The list is at http://bccb.lis.illinois.edu/GB2/2012GB2.html
Other highlights on the list, for young and old(er):
— "And Then It's Spring," by Julie Fogliano, illustrated by Erin E. Stead, for ages 4 to 6. It's a beautiful, sparsely written story about a young boy and a collection of critters waiting for spring, and the art carries the tale, Stevenson said. Stead won a Caldecott award several years ago for "A Sick Day for Amos McGee," and Stevenson said this could be the best-illustrated book of the year.
— "Brothers at Bat: The True Story of an Amazing All-Brother Baseball Team," by Audrey Vernick, illustrated by Steven Salerno, for ages 5 to 9. This "fabulous picture book" features an Italian-American family's touring team before and after World War II.
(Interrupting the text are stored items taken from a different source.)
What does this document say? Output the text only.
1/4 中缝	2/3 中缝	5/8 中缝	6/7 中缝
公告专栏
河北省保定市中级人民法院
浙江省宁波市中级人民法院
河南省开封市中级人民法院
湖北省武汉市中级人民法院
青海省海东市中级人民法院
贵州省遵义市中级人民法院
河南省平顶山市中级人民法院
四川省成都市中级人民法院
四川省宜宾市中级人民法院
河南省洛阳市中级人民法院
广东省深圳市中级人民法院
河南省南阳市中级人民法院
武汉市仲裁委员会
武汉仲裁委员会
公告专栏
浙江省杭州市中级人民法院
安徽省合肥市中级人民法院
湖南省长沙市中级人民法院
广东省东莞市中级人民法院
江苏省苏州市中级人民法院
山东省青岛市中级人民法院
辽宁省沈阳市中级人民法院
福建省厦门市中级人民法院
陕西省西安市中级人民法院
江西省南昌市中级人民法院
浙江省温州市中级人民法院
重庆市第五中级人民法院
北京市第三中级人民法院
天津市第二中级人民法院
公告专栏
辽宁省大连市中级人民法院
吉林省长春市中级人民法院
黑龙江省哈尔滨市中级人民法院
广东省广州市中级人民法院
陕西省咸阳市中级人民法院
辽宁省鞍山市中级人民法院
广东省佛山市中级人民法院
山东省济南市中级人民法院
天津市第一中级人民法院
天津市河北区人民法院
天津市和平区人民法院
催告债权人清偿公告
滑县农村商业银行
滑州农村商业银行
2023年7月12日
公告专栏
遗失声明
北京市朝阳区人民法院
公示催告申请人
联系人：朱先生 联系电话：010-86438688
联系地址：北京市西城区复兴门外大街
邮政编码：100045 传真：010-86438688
— "Alvin Ho: Allergic to Dead Bodies, Funerals, and Other Fatal Circumstances," by Lenore Look, illustrated by LeUyen Pham, for grades 2-4. It's the third offering in a series about shy Alvin, who in this book struggles to come to terms with the mortality of his aging grandfather.
"One of my favorite series," said Stevenson, who is reminded of the "Ramona Quimby" books. "It allows kids to get near that really scary subject of death and losing someone you love, but it's also a really funny book."
— "Grave Mercy," by Robin LaFevers, for grades 9-12. The first novel in a series features Ismae, a daughter of Death, who infiltrates Brittany court politics and the convent of St. Mortain to take down French-allied nobles while cultivating her own identity.
"She's the most likable assassin nun you would care to meet," Stevenson said.
— "Bomb: The Race to Build — and Steal — the World's Most Dangerous Weapon," by Steve Sheinkin, for grades 7 to 12. A true-life spy tale about the creation of the atom bomb and the people behind it, including workers at Los Alamos who were reporting back to the Soviets and a U.S. baseball player who spied on the Germans.
"It is insanely cool," Stevenson said. "There's enough science that you learn some science, but if you're not a science geek it's not off-putting."
— "Code Name Verity," by Elizabeth Wein, for grades 9 to 12. This suspenseful tale, full of plot twists, features two young British women from very different backgrounds who join the Women's Air Auxiliary during World War II. One becomes a pilot and one winds up being captured as a spy.
"This is not a kind of adventurous romp about wartime. It's really heart-rending at times. It's also an amazing portrait of a close female friendship," she said. "Both of these women are doing things they would never have expected they would be doing. Finding somebody else to be a comrade through all of this is important."
Women did work as pilots ferrying planes from their manufacturers to air bases during the war, though they weren't involved in combat, and others parachuted behind enemy lines as part of special operations units, Stevenson said.
The book is a favorite among reviewers and has been the subject of "award fuss," Stevenson said. "Grown-ups like this a lot."